Aerosmith has been going strong for decades, but the legendary rock band actually traces its roots back to New Hampshire.
Lead singer Steven Tyler and guitarist Joe Perry met in Sunapee, where they spent their childhood summers, and the rest is rock history.
On Saturday, the Sunapee Historical Society will be transformed into a shrine of sorts for the band when it hosts Aerosmith History Day.
Memorabilia spanning the band’s nearly 50-year career will be on display.
Jonathan Robinson is a Sunapee resident, and he’s helping to organize the event. He also may be New Hampshire’s biggest Aerosmith fan.
He joined NHPR’s Morning Edition.
So, are you the biggest Aerosmith fan in the Granite State?
Well, that might be a bit of hyperbole, but I certainly have loved them for most of my life, as a matter of fact.
How did you get into collecting Aerosmith memorabilia?
Back in 1974, I was a counselor in training at Camp Coniston in nearby Croydon and got turned onto them like everyone else at the time with the song “Dream On.” I was instantly smitten and wanted to find out everything I could about these guys and it started a lifelong love affair with this band. So I started collecting a lot of archives on the band, everything that was printed, all the great rock magazines at the time. And it just developed and grew over the years to the point now where it’s inarguably the largest collection of its kind in the world; some 54 years of clippings, articles, interviews, magazine covers. If you put it all on bulletin board, it’s over three football fields long. And we’ll do what we can to compress it into a smaller type of display at the Sunapee Historical Society.
What are you going to have on display? It’s your collection, and you’re adding collections from other people?
We’ve got tour shirts, tour band and crew jackets, tour programs, backstage passes; all sorts of things that are going to be up and available to be seen. So there’s a lot more than just the printed material. One of the exhibitors of course is Raymond Tabano. He was the band’s original rhythm guitarist when they first got started in 1970. He was replaced by Brad Whitford, who’s been in the band since the summer of 1971. He left for two years and came back and in 1973, came as the tour merchandising director, and he stayed on through 1979, so he’s got squirreled away all this great stuff that was available to purchase back on the Aerosmith tours back in their first heyday.
Right, there was the ’70s heyday. They came back in the ‘80s and had a whole second era, and another era in the ‘90s and into the 2000s. So do you have memorabilia from each of those periods of the band?
Absolutely. Everything from the first things of when they were another band prior to Aerosmith; ads, interviews, things like that from those earlier bands, all the way right up to the present day.

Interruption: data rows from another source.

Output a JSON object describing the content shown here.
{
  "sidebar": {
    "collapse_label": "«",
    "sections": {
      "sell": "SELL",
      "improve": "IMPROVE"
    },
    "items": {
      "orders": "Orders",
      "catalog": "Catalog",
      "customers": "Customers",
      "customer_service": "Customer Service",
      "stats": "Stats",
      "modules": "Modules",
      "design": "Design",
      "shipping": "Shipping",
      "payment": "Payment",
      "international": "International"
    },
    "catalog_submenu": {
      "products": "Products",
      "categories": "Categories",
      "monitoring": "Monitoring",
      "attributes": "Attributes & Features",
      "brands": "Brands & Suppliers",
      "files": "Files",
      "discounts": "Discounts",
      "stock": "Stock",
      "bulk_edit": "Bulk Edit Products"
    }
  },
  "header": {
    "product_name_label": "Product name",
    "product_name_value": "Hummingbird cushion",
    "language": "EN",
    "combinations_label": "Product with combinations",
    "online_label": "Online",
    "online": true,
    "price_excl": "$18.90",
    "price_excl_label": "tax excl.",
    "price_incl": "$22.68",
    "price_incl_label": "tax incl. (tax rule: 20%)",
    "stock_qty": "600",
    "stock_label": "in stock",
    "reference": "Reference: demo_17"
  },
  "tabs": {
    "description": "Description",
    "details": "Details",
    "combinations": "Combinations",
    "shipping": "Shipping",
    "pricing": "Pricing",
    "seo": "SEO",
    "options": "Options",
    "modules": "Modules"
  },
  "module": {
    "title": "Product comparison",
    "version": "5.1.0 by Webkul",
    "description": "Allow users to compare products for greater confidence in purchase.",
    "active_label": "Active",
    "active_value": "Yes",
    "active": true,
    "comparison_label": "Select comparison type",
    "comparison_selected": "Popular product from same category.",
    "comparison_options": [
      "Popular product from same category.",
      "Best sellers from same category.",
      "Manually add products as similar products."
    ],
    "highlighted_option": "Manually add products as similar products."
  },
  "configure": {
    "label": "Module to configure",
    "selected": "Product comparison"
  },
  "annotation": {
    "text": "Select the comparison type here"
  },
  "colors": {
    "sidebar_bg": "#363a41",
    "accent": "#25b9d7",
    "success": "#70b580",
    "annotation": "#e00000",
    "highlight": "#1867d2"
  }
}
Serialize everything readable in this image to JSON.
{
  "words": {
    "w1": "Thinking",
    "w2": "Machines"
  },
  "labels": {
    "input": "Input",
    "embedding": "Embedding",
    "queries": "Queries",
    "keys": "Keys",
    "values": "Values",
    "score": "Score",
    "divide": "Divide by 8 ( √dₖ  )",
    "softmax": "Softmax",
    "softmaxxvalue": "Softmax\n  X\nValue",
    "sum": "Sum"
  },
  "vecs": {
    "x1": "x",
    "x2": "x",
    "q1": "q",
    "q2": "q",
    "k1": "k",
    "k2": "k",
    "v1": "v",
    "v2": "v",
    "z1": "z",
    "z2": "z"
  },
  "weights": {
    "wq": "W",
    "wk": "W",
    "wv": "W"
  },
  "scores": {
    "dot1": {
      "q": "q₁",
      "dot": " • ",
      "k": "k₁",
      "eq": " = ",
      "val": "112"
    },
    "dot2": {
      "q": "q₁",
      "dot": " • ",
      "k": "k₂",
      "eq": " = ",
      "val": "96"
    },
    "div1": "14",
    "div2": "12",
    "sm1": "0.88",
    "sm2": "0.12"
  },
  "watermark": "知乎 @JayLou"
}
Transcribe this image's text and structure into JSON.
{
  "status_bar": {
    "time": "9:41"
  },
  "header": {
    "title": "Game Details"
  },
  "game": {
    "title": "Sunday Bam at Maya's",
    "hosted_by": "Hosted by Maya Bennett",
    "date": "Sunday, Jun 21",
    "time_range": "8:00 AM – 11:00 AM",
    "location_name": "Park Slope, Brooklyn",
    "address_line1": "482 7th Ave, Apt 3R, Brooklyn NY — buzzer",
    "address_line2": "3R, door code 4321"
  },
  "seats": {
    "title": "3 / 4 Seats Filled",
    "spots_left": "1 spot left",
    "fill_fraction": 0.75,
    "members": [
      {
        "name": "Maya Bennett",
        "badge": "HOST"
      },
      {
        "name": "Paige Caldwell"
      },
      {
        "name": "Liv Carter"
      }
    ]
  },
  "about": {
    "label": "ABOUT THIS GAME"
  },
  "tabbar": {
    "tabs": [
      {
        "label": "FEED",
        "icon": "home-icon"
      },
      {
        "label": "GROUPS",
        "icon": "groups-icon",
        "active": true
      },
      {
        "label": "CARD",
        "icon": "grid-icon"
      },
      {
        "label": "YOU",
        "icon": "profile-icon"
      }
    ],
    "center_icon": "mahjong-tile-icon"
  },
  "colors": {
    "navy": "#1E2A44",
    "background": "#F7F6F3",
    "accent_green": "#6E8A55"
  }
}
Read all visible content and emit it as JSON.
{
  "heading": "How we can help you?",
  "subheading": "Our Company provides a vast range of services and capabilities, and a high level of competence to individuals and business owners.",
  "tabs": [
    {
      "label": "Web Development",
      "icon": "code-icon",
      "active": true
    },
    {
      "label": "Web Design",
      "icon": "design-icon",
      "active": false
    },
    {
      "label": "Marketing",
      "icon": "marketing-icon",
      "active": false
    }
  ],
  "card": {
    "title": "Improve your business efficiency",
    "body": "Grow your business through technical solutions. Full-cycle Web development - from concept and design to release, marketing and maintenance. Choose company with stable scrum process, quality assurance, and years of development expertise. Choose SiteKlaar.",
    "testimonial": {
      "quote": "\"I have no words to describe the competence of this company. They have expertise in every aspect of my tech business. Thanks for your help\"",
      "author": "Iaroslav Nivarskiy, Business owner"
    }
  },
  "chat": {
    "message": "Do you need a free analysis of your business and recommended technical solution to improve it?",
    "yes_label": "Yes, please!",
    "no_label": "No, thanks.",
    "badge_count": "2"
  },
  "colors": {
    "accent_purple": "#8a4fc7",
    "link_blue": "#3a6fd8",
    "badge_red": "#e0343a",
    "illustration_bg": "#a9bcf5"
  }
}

What are some of your favorite pieces you’re going to have?
We’ve got some really nice things we picked up Thursday morning from one of the exhibitors who won’t be here until Saturday morning, so we got his stuff a little bit early so we could put it in there. He’s got some amazing things: record promo pieces, some one-of-a-kind pieces signed by the band. These are things people are going to take note of for sure.
So this has been a chance for you to meet some other hardcore collectors, right?
No question. And I knew this would be great exhibit with my collection alone. The old saying I guess is nothing succeeds like excess. So I thought for sure it would be a great opportunity to bring these other fellows in because what they would be able to augment the display with stuff that would just make people drop their jaws when they walk into the place. It’s really going to surprise a lot of people.
One last question – what’s your favorite Aerosmith song?
I think probably ‘Toys in the Attic’ is one of my favorites because it was the first song I heard them play live at my first concert.